When to do a self-exam
The best time to do a testicular self-exam is right after getting out of a warm shower or bath. "The warmth relaxes the scrotum and makes it easier to feel for irregularities," Dechet says.
How to do a self-exam
Examine each testicle with both hands, firmly but gently rolling it between your thumbs and fingers to feel for any irregularities in the skin or structure of the testicle.
"You are looking for painless lumps, hardening, enlargement, or shrinking," Dechet says. "However, don't be alarmed if one testicle feels larger than the other. That's normal.”
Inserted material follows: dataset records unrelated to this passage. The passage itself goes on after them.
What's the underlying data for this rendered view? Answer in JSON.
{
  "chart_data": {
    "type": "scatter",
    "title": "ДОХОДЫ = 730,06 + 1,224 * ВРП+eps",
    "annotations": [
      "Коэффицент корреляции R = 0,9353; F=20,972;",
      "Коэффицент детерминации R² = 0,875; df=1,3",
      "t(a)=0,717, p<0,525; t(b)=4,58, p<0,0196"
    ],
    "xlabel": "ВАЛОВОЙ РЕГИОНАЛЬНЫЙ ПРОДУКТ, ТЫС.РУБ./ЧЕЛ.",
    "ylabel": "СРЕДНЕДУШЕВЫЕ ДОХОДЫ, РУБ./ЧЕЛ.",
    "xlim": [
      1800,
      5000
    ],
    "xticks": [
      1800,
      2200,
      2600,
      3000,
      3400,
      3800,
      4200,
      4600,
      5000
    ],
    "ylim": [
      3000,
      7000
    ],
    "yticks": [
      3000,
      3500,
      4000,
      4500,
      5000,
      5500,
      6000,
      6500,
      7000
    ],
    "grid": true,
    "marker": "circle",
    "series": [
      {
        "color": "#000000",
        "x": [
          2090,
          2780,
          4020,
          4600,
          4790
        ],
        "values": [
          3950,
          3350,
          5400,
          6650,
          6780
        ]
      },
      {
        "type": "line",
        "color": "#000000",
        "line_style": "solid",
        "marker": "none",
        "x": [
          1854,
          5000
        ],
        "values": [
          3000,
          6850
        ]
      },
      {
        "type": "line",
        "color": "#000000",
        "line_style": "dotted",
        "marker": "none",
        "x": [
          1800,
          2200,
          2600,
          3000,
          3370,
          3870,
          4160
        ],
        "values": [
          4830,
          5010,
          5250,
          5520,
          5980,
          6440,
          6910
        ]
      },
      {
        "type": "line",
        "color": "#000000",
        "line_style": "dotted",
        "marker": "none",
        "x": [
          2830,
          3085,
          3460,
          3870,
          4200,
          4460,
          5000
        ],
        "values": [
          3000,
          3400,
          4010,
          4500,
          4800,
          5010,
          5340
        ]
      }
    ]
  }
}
You only need to be concerned if you notice a change in size from exam to exam. Also, do not be alarmed if you feel a soft rope-like structure on the back of your testicles. That's called the vas deferens and it’s completely normal. It's the tube that carries sperm.
When to see a doctor
If you find something out of the ordinary during your self-exam, don't wait to seek help. Testicular cancer can be easily treated when caught early. However, waiting to seek care could give it time to spread to the lymph nodes and other parts of the body; then, treatment is more involved. "If you find something, it's best to see a doctor right away," Dechet says.